Unexpected token } in JSON at position 47 is one of the least helpful error messages in everyday programming — it tells you where the parser gave up, not what you actually did wrong. Nine times out of ten, though, the cause is one of a small handful of repeat offenders. Once you know the list, you can usually spot the bug by eye before you even paste it into a validator.
Here's what actually breaks JSON, ranked by how often each one shows up.
1. Trailing Commas
{
"name": "Alex",
"role": "admin",
}
That comma after "admin" is invalid — JSON has no concept of a trailing comma, unlike JavaScript object literals (which do allow it). This is the single most common JSON error, precisely because it's valid in the JavaScript you're probably writing it in, so it doesn't feel wrong. Remove the comma after the last key-value pair or last array item.
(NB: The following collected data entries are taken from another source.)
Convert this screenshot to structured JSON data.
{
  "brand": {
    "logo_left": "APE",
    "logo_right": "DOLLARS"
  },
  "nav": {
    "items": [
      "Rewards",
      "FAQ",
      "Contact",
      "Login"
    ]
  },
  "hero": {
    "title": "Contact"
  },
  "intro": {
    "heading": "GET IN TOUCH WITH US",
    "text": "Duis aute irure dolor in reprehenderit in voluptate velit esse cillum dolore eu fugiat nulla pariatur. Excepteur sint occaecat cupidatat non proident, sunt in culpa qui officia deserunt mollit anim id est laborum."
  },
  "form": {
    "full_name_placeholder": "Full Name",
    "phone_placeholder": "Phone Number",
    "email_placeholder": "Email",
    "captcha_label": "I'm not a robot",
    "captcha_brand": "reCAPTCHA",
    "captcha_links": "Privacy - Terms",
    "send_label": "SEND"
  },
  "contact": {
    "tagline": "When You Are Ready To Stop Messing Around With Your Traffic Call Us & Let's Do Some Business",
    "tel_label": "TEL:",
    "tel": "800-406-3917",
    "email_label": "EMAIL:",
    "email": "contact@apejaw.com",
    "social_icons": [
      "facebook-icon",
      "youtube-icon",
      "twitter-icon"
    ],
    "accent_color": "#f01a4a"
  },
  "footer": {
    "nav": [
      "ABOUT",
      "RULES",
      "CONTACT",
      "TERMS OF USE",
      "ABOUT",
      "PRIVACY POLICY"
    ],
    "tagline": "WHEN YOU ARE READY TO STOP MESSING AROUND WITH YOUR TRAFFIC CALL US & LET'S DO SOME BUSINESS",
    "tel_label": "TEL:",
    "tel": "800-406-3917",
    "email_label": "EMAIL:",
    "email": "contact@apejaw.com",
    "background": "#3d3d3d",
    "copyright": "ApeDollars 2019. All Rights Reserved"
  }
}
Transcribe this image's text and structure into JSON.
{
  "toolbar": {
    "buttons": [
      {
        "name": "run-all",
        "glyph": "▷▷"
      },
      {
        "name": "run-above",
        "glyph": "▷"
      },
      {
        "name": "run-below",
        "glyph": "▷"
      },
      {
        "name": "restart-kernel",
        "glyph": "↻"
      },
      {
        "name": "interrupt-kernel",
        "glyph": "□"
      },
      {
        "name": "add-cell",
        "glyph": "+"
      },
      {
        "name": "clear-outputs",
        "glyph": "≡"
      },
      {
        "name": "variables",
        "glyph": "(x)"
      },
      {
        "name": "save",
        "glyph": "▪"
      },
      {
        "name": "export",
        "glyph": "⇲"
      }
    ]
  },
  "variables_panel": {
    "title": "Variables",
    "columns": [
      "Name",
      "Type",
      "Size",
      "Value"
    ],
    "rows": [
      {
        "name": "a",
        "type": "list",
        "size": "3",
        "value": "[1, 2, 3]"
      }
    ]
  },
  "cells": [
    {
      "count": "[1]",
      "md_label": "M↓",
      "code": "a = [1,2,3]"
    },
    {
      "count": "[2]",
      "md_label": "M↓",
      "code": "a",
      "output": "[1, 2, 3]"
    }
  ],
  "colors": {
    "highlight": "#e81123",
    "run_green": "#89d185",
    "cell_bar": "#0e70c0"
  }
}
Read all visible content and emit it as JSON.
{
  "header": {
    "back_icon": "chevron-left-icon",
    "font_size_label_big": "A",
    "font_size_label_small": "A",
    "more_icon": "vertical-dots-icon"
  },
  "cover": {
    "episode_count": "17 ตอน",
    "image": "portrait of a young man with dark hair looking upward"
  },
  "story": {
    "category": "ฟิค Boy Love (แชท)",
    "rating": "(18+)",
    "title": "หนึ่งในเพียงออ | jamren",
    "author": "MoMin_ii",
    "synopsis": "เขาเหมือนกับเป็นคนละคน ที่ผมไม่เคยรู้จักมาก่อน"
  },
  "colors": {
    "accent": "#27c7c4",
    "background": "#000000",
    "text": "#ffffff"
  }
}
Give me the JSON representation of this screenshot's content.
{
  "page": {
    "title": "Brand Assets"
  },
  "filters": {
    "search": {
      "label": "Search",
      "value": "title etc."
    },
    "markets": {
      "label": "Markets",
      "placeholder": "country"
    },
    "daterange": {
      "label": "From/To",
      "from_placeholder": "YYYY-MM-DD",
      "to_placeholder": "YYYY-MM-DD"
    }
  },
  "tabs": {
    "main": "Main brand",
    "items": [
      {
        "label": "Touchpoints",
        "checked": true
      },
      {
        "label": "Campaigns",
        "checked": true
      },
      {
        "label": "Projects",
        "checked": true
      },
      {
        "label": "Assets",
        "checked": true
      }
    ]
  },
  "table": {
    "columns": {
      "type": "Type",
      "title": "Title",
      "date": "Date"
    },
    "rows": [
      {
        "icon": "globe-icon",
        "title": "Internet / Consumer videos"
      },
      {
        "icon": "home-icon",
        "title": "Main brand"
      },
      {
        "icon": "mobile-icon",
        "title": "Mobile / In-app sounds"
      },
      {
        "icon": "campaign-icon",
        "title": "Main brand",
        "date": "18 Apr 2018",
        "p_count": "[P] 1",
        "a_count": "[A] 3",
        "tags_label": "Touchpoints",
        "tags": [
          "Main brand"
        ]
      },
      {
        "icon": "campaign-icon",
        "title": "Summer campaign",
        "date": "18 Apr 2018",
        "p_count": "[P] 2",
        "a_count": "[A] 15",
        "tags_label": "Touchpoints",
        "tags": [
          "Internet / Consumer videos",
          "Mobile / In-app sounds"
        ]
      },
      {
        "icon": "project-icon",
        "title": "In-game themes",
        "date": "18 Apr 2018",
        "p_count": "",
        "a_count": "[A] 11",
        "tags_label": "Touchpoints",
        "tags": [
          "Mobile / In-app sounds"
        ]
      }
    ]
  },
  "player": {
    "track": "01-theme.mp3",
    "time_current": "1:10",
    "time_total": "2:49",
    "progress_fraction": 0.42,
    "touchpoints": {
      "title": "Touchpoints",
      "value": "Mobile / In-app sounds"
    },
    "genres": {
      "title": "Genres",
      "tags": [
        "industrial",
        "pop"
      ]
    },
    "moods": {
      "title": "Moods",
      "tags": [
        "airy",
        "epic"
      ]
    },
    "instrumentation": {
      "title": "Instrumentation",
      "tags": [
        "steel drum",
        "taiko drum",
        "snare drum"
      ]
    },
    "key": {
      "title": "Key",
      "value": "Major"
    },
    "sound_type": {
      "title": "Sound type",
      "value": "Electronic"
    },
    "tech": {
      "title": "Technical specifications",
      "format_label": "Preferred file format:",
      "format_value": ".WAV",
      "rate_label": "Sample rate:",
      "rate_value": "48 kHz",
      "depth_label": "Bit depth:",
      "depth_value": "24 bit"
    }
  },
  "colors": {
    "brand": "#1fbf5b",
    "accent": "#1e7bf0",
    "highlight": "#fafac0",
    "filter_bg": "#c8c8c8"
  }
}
2. Single Quotes Instead of Double Quotes
{ 'name': 'Alex' }
JSON requires double quotes, full stop — for both keys and string values. Single quotes are valid JavaScript, valid Python, valid almost everywhere else, and invalid JSON. This one usually shows up when someone hand-writes a JSON example based on muscle memory from another language, or copies a JS object literal and assumes it's already valid JSON.
3. Unquoted Keys
{ name: "Alex" }
Also perfectly legal JavaScript, also invalid JSON. Every key must be a quoted string: "name", not name. This and single quotes are the two errors that make "JSON" and "a JavaScript object literal" feel interchangeable when they're not — JSON is a strict subset of what a JS object literal allows.
4. Comments
{
"timeout": 30, // seconds
"retries": 3
}
JSON has no comment syntax — not //, not /* */. This trips people up because so many JSON-adjacent formats do allow comments (JSONC, used by VS Code's settings.json; JSON5; YAML). If you need a config file with comments, you're not writing plain JSON — you're writing one of those supersets, and it needs to be parsed accordingly, not with JSON.parse().
5. Unescaped Special Characters in Strings
{ "path": "C:\Users\Alex" }
A backslash inside a JSON string has to be escaped as \\, because \ starts an escape sequence (\n, \t, \", \\). A raw Windows file path pasted directly into a JSON string is a very common way this bug appears — C:\Users\Alex needs to become C:\\Users\\Alex. Same applies to unescaped double quotes inside a string (\") and literal newlines inside a string value (must be \n, not an actual line break).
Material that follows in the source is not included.